Having better boundaries about what and where we share, thinking
more carefully about what we are doing to each other energetically
with our posts is something I would like to see happening more in
Social Media For A New Age: The Next Phase.
We need communication that doesn’t play into an old paradigm of
persuasion and manipulation, and instead look at how to magnetise
the right people to our words, our videos, our podcasts, our courses,
our work in a more wholesome and less invasive way.
I don’t have all the answers, but I am willing to try and unpick some
of the bad habits and social conditioning that has been encouraged
within social media marketing over recent years. It has become a
massive marketplace full of promotion, advertising and attention-
seeking.
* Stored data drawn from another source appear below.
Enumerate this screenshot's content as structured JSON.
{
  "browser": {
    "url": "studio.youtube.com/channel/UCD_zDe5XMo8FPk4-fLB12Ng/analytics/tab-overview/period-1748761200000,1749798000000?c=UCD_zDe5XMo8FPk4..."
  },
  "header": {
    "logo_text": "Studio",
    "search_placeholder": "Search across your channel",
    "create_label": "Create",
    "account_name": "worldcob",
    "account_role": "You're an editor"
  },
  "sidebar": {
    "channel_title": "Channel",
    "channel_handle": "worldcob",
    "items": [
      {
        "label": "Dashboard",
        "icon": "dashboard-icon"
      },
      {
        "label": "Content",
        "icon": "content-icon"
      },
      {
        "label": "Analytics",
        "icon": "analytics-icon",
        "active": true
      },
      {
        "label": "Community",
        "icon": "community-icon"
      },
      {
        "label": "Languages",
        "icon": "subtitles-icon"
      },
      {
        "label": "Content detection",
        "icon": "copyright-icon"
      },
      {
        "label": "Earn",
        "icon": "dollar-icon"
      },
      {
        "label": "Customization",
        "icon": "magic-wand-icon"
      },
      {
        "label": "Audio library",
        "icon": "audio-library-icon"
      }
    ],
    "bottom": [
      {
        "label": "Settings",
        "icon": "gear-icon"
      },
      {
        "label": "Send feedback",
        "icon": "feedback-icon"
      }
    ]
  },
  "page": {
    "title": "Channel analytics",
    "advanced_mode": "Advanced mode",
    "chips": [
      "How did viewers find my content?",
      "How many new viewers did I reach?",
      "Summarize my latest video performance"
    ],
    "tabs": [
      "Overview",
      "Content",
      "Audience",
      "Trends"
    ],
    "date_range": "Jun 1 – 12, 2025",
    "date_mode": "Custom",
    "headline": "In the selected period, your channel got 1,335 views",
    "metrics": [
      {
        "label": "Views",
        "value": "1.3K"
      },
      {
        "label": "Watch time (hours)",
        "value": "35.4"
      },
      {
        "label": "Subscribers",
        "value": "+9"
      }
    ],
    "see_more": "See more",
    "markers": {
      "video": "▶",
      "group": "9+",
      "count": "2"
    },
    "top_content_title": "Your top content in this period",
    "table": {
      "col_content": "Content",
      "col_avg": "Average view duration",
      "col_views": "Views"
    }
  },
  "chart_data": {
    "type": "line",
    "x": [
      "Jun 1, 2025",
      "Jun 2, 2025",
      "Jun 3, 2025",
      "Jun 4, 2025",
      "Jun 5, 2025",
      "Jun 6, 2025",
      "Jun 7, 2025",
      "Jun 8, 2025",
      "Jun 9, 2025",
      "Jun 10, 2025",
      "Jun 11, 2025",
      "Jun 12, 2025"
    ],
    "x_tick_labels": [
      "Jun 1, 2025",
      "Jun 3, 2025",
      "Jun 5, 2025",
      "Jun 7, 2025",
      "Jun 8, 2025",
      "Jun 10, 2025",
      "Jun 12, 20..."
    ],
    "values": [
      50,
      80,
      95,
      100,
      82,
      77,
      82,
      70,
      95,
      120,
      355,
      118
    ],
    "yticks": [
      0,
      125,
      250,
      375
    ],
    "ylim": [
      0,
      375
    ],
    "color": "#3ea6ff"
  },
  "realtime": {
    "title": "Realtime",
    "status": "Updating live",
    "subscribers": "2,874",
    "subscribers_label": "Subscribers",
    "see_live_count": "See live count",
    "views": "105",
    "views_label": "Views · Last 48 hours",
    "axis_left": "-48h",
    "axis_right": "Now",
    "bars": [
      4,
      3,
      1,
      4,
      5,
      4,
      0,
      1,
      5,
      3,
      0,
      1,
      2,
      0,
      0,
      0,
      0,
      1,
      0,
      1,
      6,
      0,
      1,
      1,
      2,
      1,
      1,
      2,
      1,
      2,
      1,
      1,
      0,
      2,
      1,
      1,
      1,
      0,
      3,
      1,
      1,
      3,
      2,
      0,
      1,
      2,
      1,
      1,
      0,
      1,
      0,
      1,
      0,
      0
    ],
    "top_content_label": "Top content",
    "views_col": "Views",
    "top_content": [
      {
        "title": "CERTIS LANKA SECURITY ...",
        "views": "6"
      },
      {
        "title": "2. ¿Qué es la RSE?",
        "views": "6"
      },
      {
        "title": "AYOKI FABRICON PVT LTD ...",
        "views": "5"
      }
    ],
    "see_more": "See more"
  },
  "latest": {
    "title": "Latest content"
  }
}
When you add in all the sponsored posts we see, every
three to four in our timeline (I counted them one morning), there
are a lot of diverse hooks and energies coming up and at us. We
don’t see what all of this is doing to us, every time we tap in.
We zone it out,
We continue to scroll, Energetically exhausting us all.
I know a lot of my friends, clients and contemporaries are feeling a
sense of enough! The push, push, push of so much marketing and
promotion feels relentless within these communication channels,
particularly when it relates to sensitive topics around healing,
mental health and wellbeing. It’s made me question social media as
a whole, my role in it, where I want to go and how I earn a living.
This path is taking me into new realms within social media, where
we begin expanding our awareness of what social media is and
what it can do. Where we see it from both a collective, global view
to an individual human perspective. The macro and the micro. What
unfolded throughout 2018-19 is just the beginning of what I’m sure
will be an eye-opening decade ahead.
Managing fewer social media platforms has ultimately been a gift
and it has given me a much-needed break from ‘ having ’ to be on
multiple accounts for clients all the time. Inspired by Glastonbury
Festival, I decided to take 2019 as a fallow year, a year of rest and
recovery, of research and development, as I turned forty and into a
new age, a new decade of my own.
Reminding myself that time and space is a gift, not a punishment. It
is amazing that even as free-thinking as I like to believe I am, how
conditioned I still am into thinking that we are always meant to be
on - on - on - earning, doing, posting, scrolling, spending, especially
as a small business, as an entrepreneur. Remembering just how
important rest is as part of that cycle, I have used this as a massive
opportunity to watch and learn about my relationship with social
media, my work, my life and technology. I have seen just how
unhealthy my relationship to tech can be. As I write this I am still working
on finding my balance. It will probably always be a work in
progress. I want to use technology and social media in my life and
my business, but not have it be my life. I’m sure many of you feel
much the same. So let’s come together as we step into this new
era, this new age. Let’s give each other support and comfort as we
find our way towards a balance between our digital and physical
selves, as we learn and implement best practices for our digital
wellbeing.
I’m writing this for me, as much as for you.
A sort of accidental, second manifesto.